Para ir un poco más allá
Si se aproxima una tormenta fuerte, revisa los tomates que ya estén comenzando a adquirir su color definitivo y considera cosecharlos.
En un huerto muy soleado, utiliza acolchado para reducir la pérdida rápida de humedad entre riegos.
Para tomates cultivados en maceta, un sistema de riego por goteo con programación adecuada puede facilitar una humedad más uniforme durante periodos calurosos.
Preguntas frecuentes
¿Por qué mis tomates se agrietan después de llover?
Tras un periodo relativamente seco, una gran disponibilidad repentina de agua puede hacer que el fruto crezca más rápidamente de lo que su piel consigue adaptarse.
¿Debo regar los tomates todos los días?
No necesariamente.

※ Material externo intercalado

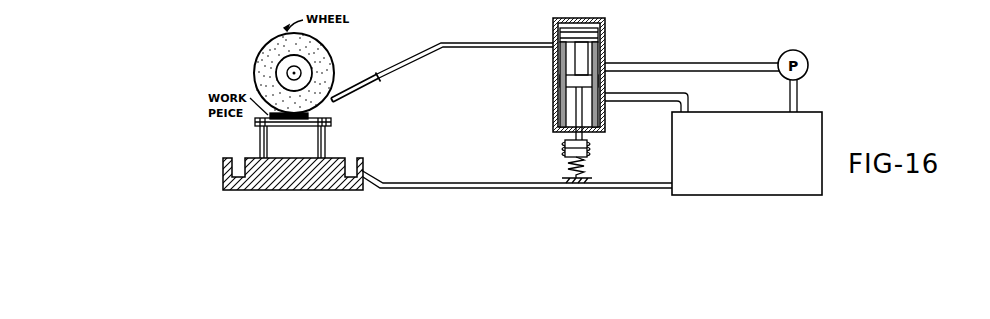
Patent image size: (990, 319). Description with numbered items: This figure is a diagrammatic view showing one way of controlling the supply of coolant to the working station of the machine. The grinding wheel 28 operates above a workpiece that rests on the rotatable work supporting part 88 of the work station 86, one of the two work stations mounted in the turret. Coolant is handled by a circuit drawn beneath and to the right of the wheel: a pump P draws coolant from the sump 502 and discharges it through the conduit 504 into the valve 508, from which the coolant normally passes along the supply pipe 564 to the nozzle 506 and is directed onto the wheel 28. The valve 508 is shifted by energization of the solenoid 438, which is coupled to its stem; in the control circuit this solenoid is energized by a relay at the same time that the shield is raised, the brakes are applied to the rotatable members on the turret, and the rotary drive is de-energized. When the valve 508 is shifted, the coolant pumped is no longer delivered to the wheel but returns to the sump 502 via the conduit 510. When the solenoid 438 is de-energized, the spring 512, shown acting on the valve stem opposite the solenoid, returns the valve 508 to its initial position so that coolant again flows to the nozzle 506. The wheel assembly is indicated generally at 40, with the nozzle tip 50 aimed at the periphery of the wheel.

The wheel 28 is at (257, 76).
The coolant nozzle 50 is at (355, 81).
The nozzle 506 is at (360, 84).
The coolant supply pipe 564 is at (441, 44).
The valve 508 is at (553, 90).
The conduit 504 is at (629, 63).
The conduit 510 is at (650, 101).
The sump 502 is at (717, 115).
The solenoid 438 is at (592, 147).
The spring 512 is at (590, 167).
The rotatable work supporting part 88 is at (331, 122).
The work station 86 is at (264, 133).
The coolant system 40 is at (862, 0).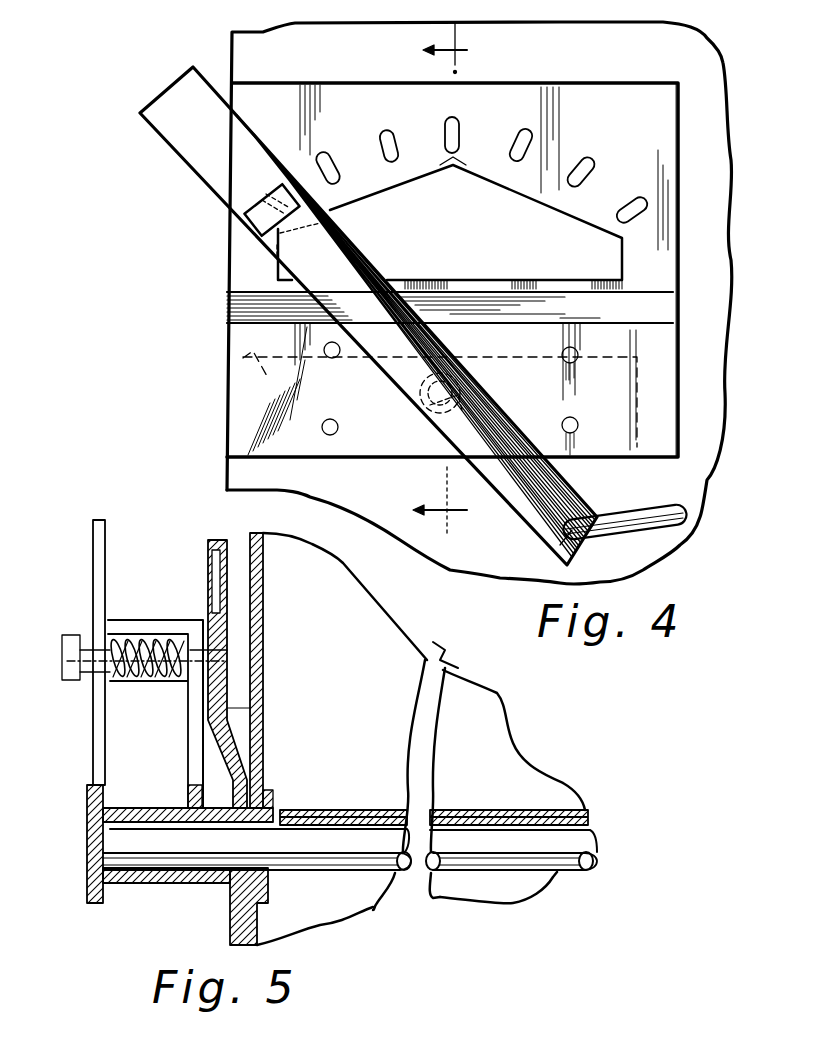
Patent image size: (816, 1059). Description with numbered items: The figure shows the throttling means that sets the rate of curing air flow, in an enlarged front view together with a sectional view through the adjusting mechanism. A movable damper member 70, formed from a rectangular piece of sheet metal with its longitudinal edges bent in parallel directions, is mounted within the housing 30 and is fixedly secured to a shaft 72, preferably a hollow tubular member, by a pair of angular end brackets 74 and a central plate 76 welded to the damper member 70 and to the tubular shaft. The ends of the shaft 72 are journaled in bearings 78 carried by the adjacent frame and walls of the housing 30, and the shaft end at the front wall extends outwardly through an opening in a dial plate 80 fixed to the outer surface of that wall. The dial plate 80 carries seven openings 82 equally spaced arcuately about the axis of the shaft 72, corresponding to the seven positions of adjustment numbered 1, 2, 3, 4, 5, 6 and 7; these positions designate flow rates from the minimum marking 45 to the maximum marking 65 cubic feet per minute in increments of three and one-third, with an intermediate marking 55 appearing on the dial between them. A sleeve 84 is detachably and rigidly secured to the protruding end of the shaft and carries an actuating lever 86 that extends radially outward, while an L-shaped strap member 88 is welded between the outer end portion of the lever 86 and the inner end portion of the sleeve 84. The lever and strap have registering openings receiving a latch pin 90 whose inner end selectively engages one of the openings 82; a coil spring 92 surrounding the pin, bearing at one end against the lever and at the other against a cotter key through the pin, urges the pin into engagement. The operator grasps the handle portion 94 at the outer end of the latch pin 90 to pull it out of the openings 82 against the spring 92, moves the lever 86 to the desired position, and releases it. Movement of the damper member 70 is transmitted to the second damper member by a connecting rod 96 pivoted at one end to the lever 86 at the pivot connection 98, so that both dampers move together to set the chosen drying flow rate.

In FIG. 4, the first position of adjustment 1 is at (270, 201).
In FIG. 4, the second position of adjustment 2 is at (335, 200).
In FIG. 4, the third position of adjustment 3 is at (387, 180).
In FIG. 4, the fourth position of adjustment 4 is at (452, 103).
In FIG. 4, the fifth position of adjustment 5 is at (463, 280).
In FIG. 4, the sixth position of adjustment 6 is at (567, 200).
In FIG. 4, the seventh position of adjustment 7 is at (643, 227).
In FIG. 4, the housing 30 is at (718, 397).
In FIG. 5, the housing 30 is at (263, 662).
In FIG. 4, the minimum flow rate marking 45 is at (298, 239).
In FIG. 4, the apex of guide plate 55 is at (453, 177).
In FIG. 4, the maximum flow rate marking 65 is at (603, 247).
In FIG. 4, the damper member 70 is at (530, 365).
In FIG. 5, the damper member 70 is at (353, 810).
In FIG. 4, the shaft 72 is at (455, 418).
In FIG. 5, the shaft 72 is at (427, 873).
In FIG. 5, the angular end brackets 74 is at (310, 809).
In FIG. 5, the central plate 76 is at (533, 807).
In FIG. 5, the bearings 78 is at (270, 790).
In FIG. 4, the dial plate 80 is at (663, 263).
In FIG. 5, the dial plate 80 is at (214, 707).
In FIG. 4, the openings 82 is at (446, 122).
In FIG. 5, the openings 82 is at (210, 578).
In FIG. 4, the sleeve 84 is at (403, 385).
In FIG. 5, the sleeve 84 is at (140, 887).
In FIG. 4, the actuating lever 86 is at (355, 268).
In FIG. 5, the actuating lever 86 is at (100, 748).
In FIG. 5, the L-shaped strap member 88 is at (203, 618).
In FIG. 5, the latch pin 90 is at (147, 677).
In FIG. 5, the coil spring 92 is at (130, 632).
In FIG. 4, the handle portion 94 is at (230, 217).
In FIG. 5, the handle portion 94 is at (72, 673).
In FIG. 4, the connecting rod 96 is at (687, 520).
In FIG. 4, the pivot connection 98 is at (547, 547).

Depende del clima, suelo, tamaño de la planta y recipiente. Comprueba la humedad a unos 3-5 cm de profundidad y adapta el riego.
¿Los tomates agrietados se pueden comer?
Los recién agrietados que estén firmes y sin signos de deterioro generalmente pueden aprovecharse tras lavarlos y retirar la parte dañada. Desecha los que tengan moho, podredumbre o mal olor.
¿El acolchado ayuda?
Sí. Una capa de aproximadamente 5-8 cm en el huerto puede reducir la evaporación y contribuir a mantener más estable la humedad del suelo.
¿Puedo impedir completamente que se agrieten?
No siempre, porque la variedad y el clima también influyen. Sin embargo, riego uniforme, acolchado, recipientes suficientemente grandes y cosecha oportuna pueden reducir considerablemente el problema.